When Branham had not returned to work by November 20, Buhler called Branham to say that her job would be in jeopardy unless she could produce documents that confirmed her need to be off work. Branham informed Buhler that the wrong doctor had completed the November 14 certification, and that she would provide additional clarification from her primary care physician. However, when no such information was received by Gannett by November 24, the company made the decision to terminate Branham’s employment. A termination letter dated November 24, 2006, was sent to Branham by registered mail on Tuesday, November 28; Branham was contacted by phone on that same day to inform her of the firing. That same evening, Gannett received a faxed certification form signed by a nurse practitioner (Seefeldt) which stated that Branham would not return to work until January 1, 2007.

Branham ultimately filed a complaint in federal court alleging that Gannett violated the FMLA by interfering with her use of FMLA and by firing her in retaliation for seeking FMLA leave. The district court granted summary judgment to Gannett. The court found that an employer must allow an employee 15 days within which to provide medical certification in support of a leave request under the FMLA; the court further acknowledged that Branham provided a supporting certification on the 15th day after Branham’s husband reported that she was sick and planned to see a doctor, but that Branham had been fired prior to the expiration of that 15-day certification period. However, the lower court found that Gannett was entitled to fire Branham on the 11th day of the certification period, once the company had received a “negative certification” from Dr. Singer, allowing Branham to return to work.

The Sixth Circuit reversed the summary judgment for Gannett, finding that Branham was able to show that she was entitled to FMLA leave. The Sixth Circuit found –in a case of first impression for that court – that an employee is entitled to the full 15-day certification period in order to provide a medical certification supporting the need for FMLA leave. That means that even though Gannett had received information from Dr. Singer that Branham’s medical condition did not support the need for leave, Branham was entitled to a full 15 days to seek a certification that actually supported that leave.

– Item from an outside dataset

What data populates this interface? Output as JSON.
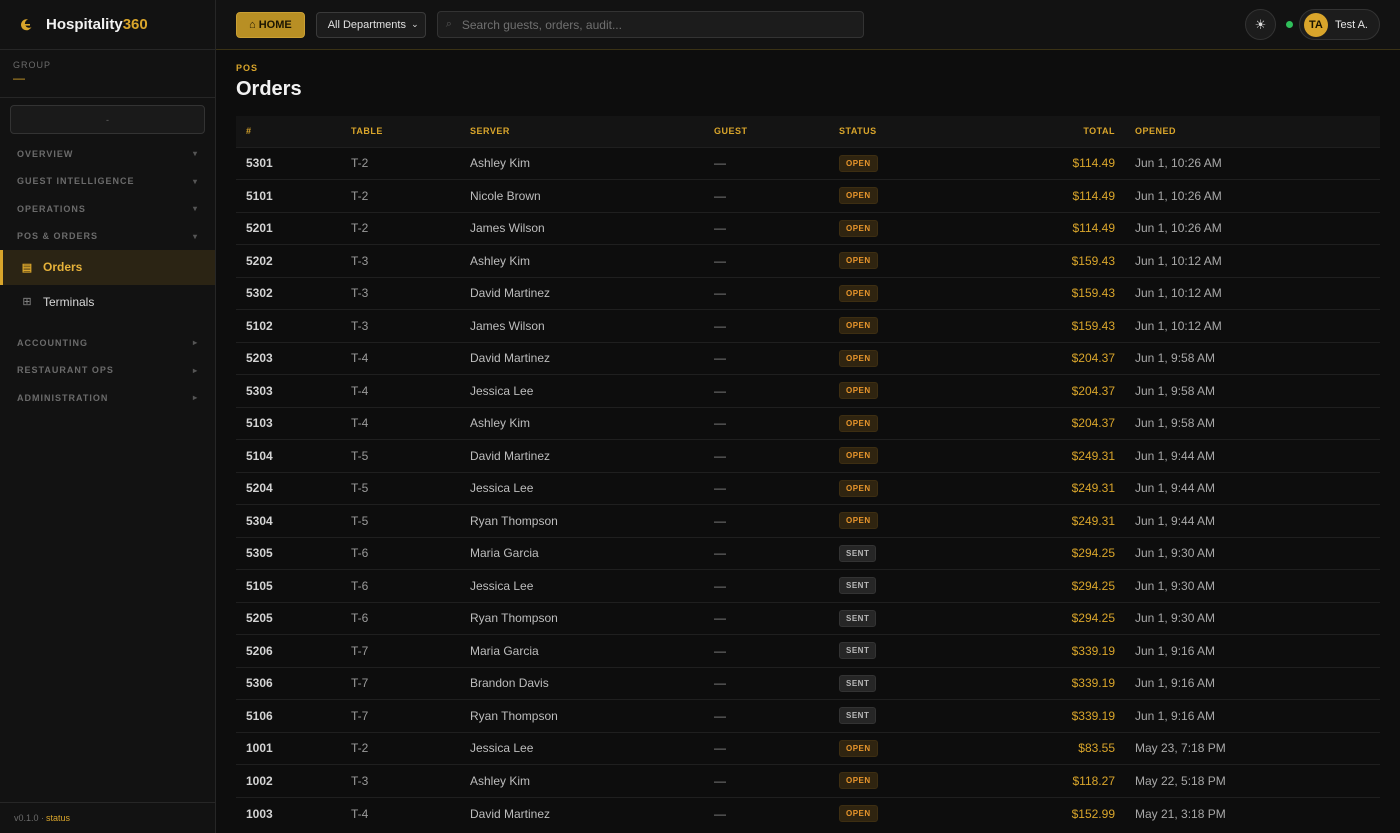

In most employment-related lawsuits, the judge is the “trier of the law” and the jury is the “trier of the facts.” A successful motion for summary judgment can mean the dismissal of a plaintiff’s lawsuit on a matter of law. However, the denial of such motion – as in this case – simply means that a court has found a “disputed material fact” which requires review and decision by the jury. Here, the Sixth Circuit determined that the difference in the two certifications – the immediate return to work from Dr. Singer, and Nurse Practitioner Seefeldt’s certification of Branham’s ongoing incapacity – was “the essence of a factual dispute that precludes summary judgment.” By not waiting for the entire certification period to expire, Gannett set the stage for this lawsuit, which occurred when the company assumed that the first certification was the only paperwork that they would receive within the allowable 15 day response period. Although neither the FMLA nor its supporting regulations specifically instruct an employer to wait until the full expiration of the 15 day certification period, this case is an example of the result of failing to do so.

Importantly, the Sixth Circuit also found that Gannett was not entitled to delay or deny FMLA leave to Branham, because there was no evidence that the company formally requested the medical certification in accordance with the FMLA regulations. In fact, the evidence showed that Gannett failed to make a proper request for the information. The company’s short term disability form doubled as its FMLA leave form, and failed to include information (required by the FMLA regs) about FMLA certification or the consequences of returning the certification in a timely manner. Therefore, a reasonable jury might find that the 15 day certification period was never triggered.

This case is an example of the administrative complexities of the FMLA, and the resulting confusion when an employer is not fully compliant with the law and its regulations. Thorough training of HR and management is critical for full compliance with the Act.